We had some recent threads on these, btw:
I have a couple Kobos and like them well enough. I switched from Amazon/Kindle a few years ago. They have (front/side) lights and color these days too, like the Kindles. And some models have physical page turn buttons, which I really like. They’re waterproof too, so you can take them into bathtubs and pools and hot tubs and such… that’s oddly where I tend to do a lot of my reading, lol.
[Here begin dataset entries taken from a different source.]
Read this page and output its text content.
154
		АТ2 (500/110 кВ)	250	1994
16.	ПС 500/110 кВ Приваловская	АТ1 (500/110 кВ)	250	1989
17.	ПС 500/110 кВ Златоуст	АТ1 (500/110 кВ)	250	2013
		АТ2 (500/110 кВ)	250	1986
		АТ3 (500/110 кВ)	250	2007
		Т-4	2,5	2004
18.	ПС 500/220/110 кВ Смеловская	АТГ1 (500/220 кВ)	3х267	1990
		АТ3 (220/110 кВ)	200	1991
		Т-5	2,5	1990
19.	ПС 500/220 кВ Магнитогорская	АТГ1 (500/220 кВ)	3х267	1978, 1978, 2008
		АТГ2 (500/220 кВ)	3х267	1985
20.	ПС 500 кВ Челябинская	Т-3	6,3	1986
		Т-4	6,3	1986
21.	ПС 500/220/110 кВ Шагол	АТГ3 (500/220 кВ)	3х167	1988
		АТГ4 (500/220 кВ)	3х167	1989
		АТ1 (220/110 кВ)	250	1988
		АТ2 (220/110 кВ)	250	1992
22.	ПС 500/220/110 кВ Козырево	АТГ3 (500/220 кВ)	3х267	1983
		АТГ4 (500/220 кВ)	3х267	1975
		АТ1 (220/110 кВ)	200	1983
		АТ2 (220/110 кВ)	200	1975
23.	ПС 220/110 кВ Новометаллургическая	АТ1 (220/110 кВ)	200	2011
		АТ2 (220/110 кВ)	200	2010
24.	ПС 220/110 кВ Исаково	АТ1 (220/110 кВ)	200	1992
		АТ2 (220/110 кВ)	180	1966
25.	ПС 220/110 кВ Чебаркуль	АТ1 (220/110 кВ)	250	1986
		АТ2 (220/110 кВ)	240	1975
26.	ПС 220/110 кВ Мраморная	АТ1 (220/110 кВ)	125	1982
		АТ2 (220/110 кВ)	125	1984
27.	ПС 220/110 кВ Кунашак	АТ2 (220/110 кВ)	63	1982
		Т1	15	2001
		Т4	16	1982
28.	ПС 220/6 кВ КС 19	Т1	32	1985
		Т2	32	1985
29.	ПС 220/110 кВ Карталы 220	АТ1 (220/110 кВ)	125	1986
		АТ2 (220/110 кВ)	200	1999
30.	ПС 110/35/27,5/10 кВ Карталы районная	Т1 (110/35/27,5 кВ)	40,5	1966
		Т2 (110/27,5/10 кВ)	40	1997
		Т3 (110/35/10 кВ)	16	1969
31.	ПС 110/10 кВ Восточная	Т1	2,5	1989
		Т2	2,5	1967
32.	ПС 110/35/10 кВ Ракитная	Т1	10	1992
They have library ebook support via their Overdrive integration: Borrow eBooks from the public library using your Kobo eReader – Rakuten Kobo
As for bringing your Kindle library over, ah, well… you cannot legally do so due to the DMCA (cracking their ebook DRM is illegal in the US, in and of itself). There may or may not be per-se illegal ways to do that on your own, but you have to search for that elsewhere; we’re not allowed to discuss that here.
Sometimes authors will sell DRM-free ebooks on their site, or on the DRM-free section of the Kobo store: https://www.kobo.com/us/en/p/drm-free
Kindle generally has a larger selection of books, both because authors/publishers can be lazy and because sometimes Amazon pays for exclusives. And on Kobo you don’t get the paper + ebook + audiobook discount that Kindle used to offer, or reading/listening progress sync (where you are in the book) across multiple formats. So the marketplace and ecosystem offerings are generally strictly worse, but not by a whole lot. About 80%-90% of books that have an ebook version, in my experience, are available on the Kobo store too. But more than a few times I’ve seen Kindle-only versions.
But the devices themselves are fine. Comparable to Kindle, and not noticeably better or worse in my experience (after having owned like five Kindles and three Kobos and a few other e-ink devices).